Generally, “annual price growth has picked back up after having slowed somewhat in the middle of last year. The takeaway... is that prices grew year-over-year, but I expect to see volatility for the next two quarters until the market completely recovers from COVID-19,” he wrote in the Gardner Report.

Thomasian said Windermere was sticking to strict guidelines to prevent the spread of the virus, noting Realtors are not meeting clients in their offices. Home tours are finished with Realtors wiping all knobs, handles and surfaces with chlorine wipes after clients have completed the home tour. 

Schertenlieb said she was taking similar precautions. 

And Realtors are getting tricky. Thomasian recently had a sale on a high-end home thanks to video.

“Their Realtor used Skype to give the client a virtual walk through of the home,” she said. The client was in Idaho and bought based on the tour.

Thirty- and 15-year mortgage rates are favorable for buyers, ranging between 3 percent and 3.8 percent, based on online offers found Tuesday at Bank of the West. 

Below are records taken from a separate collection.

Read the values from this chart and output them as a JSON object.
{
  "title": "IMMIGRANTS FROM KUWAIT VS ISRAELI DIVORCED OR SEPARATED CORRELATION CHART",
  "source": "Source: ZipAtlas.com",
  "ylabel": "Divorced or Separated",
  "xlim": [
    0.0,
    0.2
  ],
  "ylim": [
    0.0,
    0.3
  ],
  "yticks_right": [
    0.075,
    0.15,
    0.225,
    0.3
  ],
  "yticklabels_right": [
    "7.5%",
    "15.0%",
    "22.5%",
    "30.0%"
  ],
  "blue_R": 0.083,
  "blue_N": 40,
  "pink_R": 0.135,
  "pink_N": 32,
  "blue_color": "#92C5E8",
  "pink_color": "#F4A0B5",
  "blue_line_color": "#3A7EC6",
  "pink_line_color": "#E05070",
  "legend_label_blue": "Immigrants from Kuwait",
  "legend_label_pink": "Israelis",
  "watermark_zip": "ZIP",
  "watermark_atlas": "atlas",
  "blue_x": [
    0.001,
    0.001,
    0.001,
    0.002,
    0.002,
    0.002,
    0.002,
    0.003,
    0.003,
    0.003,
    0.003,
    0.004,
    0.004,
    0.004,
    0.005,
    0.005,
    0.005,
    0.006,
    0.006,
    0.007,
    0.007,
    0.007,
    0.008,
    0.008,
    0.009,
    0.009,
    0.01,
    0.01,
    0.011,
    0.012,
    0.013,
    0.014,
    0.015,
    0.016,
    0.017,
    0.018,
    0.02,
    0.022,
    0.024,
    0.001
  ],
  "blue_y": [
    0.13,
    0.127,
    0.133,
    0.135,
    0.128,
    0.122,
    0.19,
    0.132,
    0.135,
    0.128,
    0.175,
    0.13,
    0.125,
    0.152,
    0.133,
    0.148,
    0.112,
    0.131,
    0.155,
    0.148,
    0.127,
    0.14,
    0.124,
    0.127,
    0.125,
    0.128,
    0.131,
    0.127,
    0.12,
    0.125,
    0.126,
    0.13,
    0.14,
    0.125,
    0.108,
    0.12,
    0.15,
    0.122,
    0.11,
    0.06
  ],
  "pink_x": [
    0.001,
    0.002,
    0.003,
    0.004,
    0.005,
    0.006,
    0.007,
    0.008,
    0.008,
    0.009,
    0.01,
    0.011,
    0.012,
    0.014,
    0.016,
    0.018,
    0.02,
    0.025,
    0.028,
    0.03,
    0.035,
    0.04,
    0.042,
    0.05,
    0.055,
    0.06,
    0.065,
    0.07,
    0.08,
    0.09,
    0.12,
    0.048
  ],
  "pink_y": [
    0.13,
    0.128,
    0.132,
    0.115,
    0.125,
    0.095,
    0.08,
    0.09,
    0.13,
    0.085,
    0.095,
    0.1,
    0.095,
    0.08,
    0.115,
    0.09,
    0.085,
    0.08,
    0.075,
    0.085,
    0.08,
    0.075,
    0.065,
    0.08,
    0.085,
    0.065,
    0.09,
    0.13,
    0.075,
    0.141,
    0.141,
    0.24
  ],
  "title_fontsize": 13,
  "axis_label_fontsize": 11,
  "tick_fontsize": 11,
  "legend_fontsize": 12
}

Lending institutions have tightened a bit elsewhere, Thomasian said, noting qualifying credit scores jumped from 650 to 680 during the middle of one house deal, which killed it.

Looking west, first quarter sales of 2020 in Hood River County were up 63 percent when compared to the same time period in the previous year, according to the Gardner Report. 

“The gorge is a bubble,” Thomasian said. “You have to watch Hood River - whatever happens there will come this way good or bad.”